Defamation, atau dalam bahasa Indonesia dikenal dengan istilah pencemaran nama baik, merupakan pelanggaran hukum yang sering terjadi di ranah media sosial. Di Indonesia, kasus defamation banyak terjadi dan diatur dalam beberapa undang-undang, baik yang berlaku secara umum maupun yang khusus berlaku di bidang informasi dan elektronik.
Pengaturan Hukum Tentang Defamation di Media Sosial
Pada prinsipnya, pengaturan mengenai defamation melalui media sosial di Indonesia diatur dalam dua undang-undang, yaitu Undang-Undang Nomor 11 Tahun 2008 Tentang Informasi dan Transaksi Elektronik (UU ITE) dan KUHP (Kitab Undang-Undang Hukum Pidana).

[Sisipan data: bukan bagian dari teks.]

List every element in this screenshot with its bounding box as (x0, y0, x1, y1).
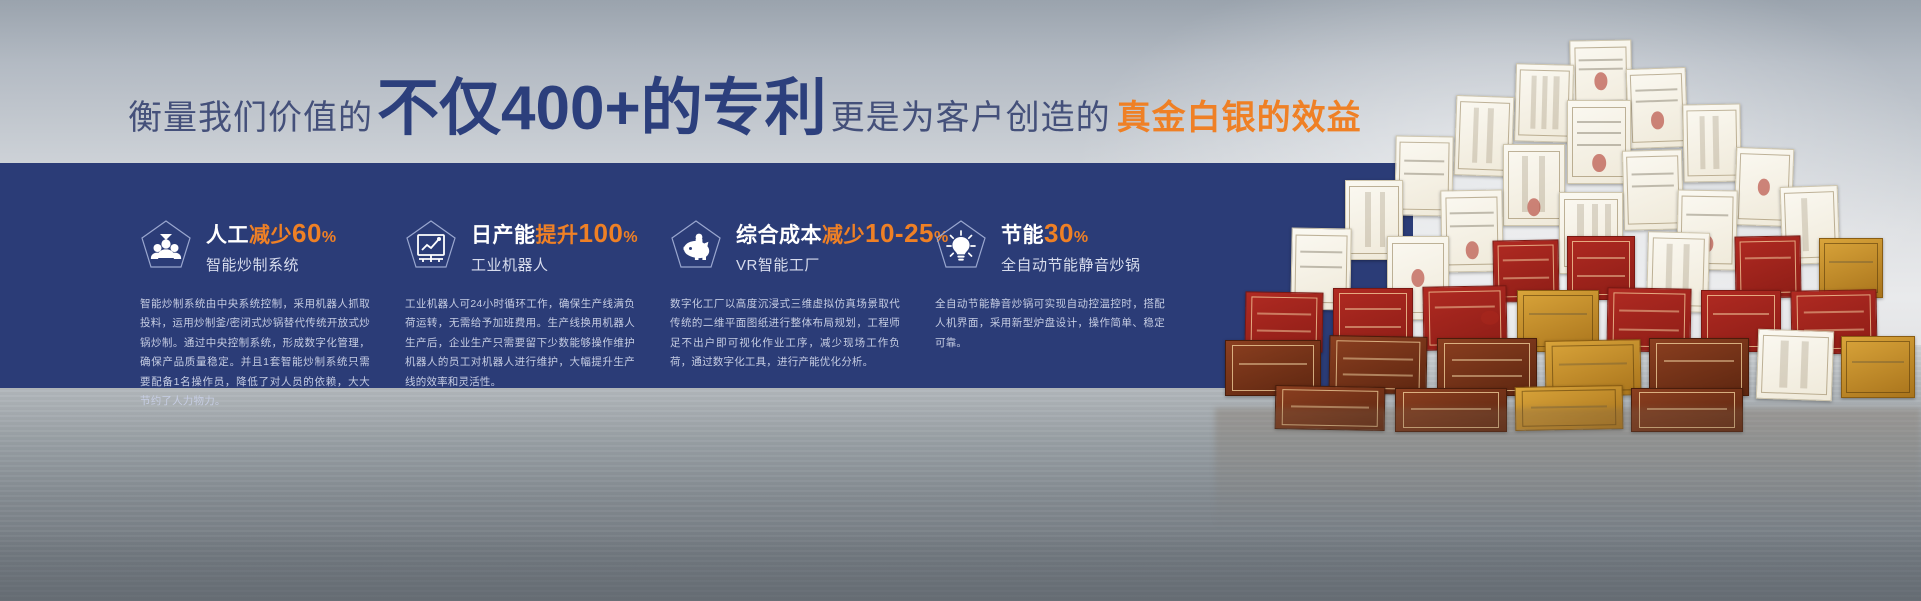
feature-panel: 人工减少60% 智能炒制系统 智能炒制系统由中央系统控制，采用机器人抓取投料，运… (0, 163, 1413, 388)
feature-item-labor: 人工减少60% 智能炒制系统 智能炒制系统由中央系统控制，采用机器人抓取投料，运… (140, 163, 393, 388)
certificate-item (1631, 388, 1743, 432)
feature-body-text: 全自动节能静音炒锅可实现自动控温控时，搭配人机界面，采用新型炉盘设计，操作简单、… (935, 295, 1165, 353)
headline-middle: 更是为客户创造的 (831, 90, 1111, 139)
feature-title: 节能30% (1001, 219, 1141, 249)
feature-title-unit: % (623, 229, 638, 246)
feature-title-number: 10-25 (865, 218, 934, 248)
feature-header: 人工减少60% 智能炒制系统 (140, 213, 393, 281)
certificate-item (1503, 144, 1565, 226)
certificate-item (1626, 67, 1689, 149)
feature-item-cost: 综合成本减少10-25% VR智能工厂 数字化工厂以高度沉浸式三维虚拟仿真场景取… (670, 163, 923, 388)
certificate-item (1841, 336, 1915, 398)
feature-subtitle: 全自动节能静音炒锅 (1001, 254, 1141, 275)
feature-title-number: 60 (292, 218, 322, 248)
certificate-item (1682, 103, 1741, 182)
certificate-item (1515, 385, 1624, 431)
feature-title-number: 100 (579, 218, 624, 248)
feature-title-highlight: 提升 (536, 224, 579, 247)
feature-title-highlight: 减少 (822, 224, 865, 247)
feature-body-text: 数字化工厂以高度沉浸式三维虚拟仿真场景取代传统的二维平面图纸进行整体布局规划，工… (670, 295, 900, 373)
people-group-icon (140, 219, 192, 275)
lightbulb-icon (935, 219, 987, 275)
piggy-bank-icon (670, 219, 722, 275)
feature-title-prefix: 人工 (206, 224, 249, 247)
certificate-item (1514, 63, 1574, 142)
feature-titles: 节能30% 全自动节能静音炒锅 (1001, 219, 1141, 275)
feature-titles: 日产能提升100% 工业机器人 (471, 219, 638, 275)
feature-body-text: 智能炒制系统由中央系统控制，采用机器人抓取投料，运用炒制釜/密闭式炒锅替代传统开… (140, 295, 370, 412)
feature-body-text: 工业机器人可24小时循环工作，确保生产线满负荷运转，无需给予加班费用。生产线换用… (405, 295, 635, 392)
feature-header: 日产能提升100% 工业机器人 (405, 213, 658, 281)
headline-emphasis: 不仅400+的专利 (377, 78, 827, 140)
feature-title-prefix: 日产能 (471, 224, 536, 247)
feature-title: 综合成本减少10-25% (736, 219, 949, 249)
feature-item-capacity: 日产能提升100% 工业机器人 工业机器人可24小时循环工作，确保生产线满负荷运… (405, 163, 658, 388)
feature-title: 日产能提升100% (471, 219, 638, 249)
headline-prefix: 衡量我们价值的 (128, 90, 373, 139)
certificate-wall (1215, 40, 1921, 470)
feature-title-unit: % (1074, 229, 1089, 246)
feature-item-energy: 节能30% 全自动节能静音炒锅 全自动节能静音炒锅可实现自动控温控时，搭配人机界… (935, 163, 1188, 388)
feature-subtitle: VR智能工厂 (736, 254, 949, 275)
feature-title: 人工减少60% (206, 219, 337, 249)
feature-title-number: 30 (1044, 218, 1074, 248)
feature-subtitle: 工业机器人 (471, 254, 638, 275)
certificate-item (1567, 100, 1631, 184)
feature-titles: 人工减少60% 智能炒制系统 (206, 219, 337, 275)
certificate-item (1622, 149, 1684, 231)
certificate-item (1756, 329, 1834, 402)
feature-title-prefix: 综合成本 (736, 224, 822, 247)
feature-subtitle: 智能炒制系统 (206, 254, 337, 275)
feature-title-unit: % (322, 229, 337, 246)
feature-header: 综合成本减少10-25% VR智能工厂 (670, 213, 923, 281)
feature-title-highlight: 减少 (249, 224, 292, 247)
feature-titles: 综合成本减少10-25% VR智能工厂 (736, 219, 949, 275)
feature-title-prefix: 节能 (1001, 224, 1044, 247)
feature-header: 节能30% 全自动节能静音炒锅 (935, 213, 1188, 281)
certificate-item (1275, 385, 1386, 431)
chart-board-icon (405, 219, 457, 275)
page-headline: 衡量我们价值的 不仅400+的专利 更是为客户创造的 真金白银的效益 (128, 78, 1362, 142)
certificate-item (1395, 388, 1507, 432)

Berdasarkan Pasal 27 Ayat (3) UU ITE dicantumkan bahwa “Setiap Orang dengan sengaja dan tanpa hak mendistribusikan dan/atau mentransmisikan dan/atau membuat dapat diaksesnya Informasi atau Dokumen Elektronik yang memiliki muatan penghinaan dan/atau pencemaran nama baik”. Pelanggaran terhadap pasal ini dapat dikenai sanksi penjara paling lama 6 tahun dan/atau denda paling banyak Rp1 miliar.
Sementara itu, dalam KUHP, pengaturan mengenai pencemaran nama baik terdapat pada Pasal 310 dan Pasal 311. Kedua pasal tersebut pada prinsipnya mengatur bahwa siapa pun yang menghina kehormatan atau nama baik seseorang dengan menuduhkan sesuatu hal yang dimaksudkan untuk dipublikasikan, dapat dihukum karena melakukan pencemaran nama baik.
Contoh Kasus Defamation di Media Sosial di Indonesia
Salah satu contoh konkrit dari kasus defamation di media sosial di Indonesia adalah kasus yang menimpa Ratna Sarumpaet pada tahun 2018. Sarumpaet saat itu menyebarkan berita bohong atau hoax tentang penganiayaan yang dialaminya. Padahal, faktanya dia hanya melakukan operasi plastik. Kasus ini dianggap sebagai pencemaran nama baik atau defamation karena berita bohong yang disebarkannya tersebut telah merugikan banyak pihak, termasuk pemerintah.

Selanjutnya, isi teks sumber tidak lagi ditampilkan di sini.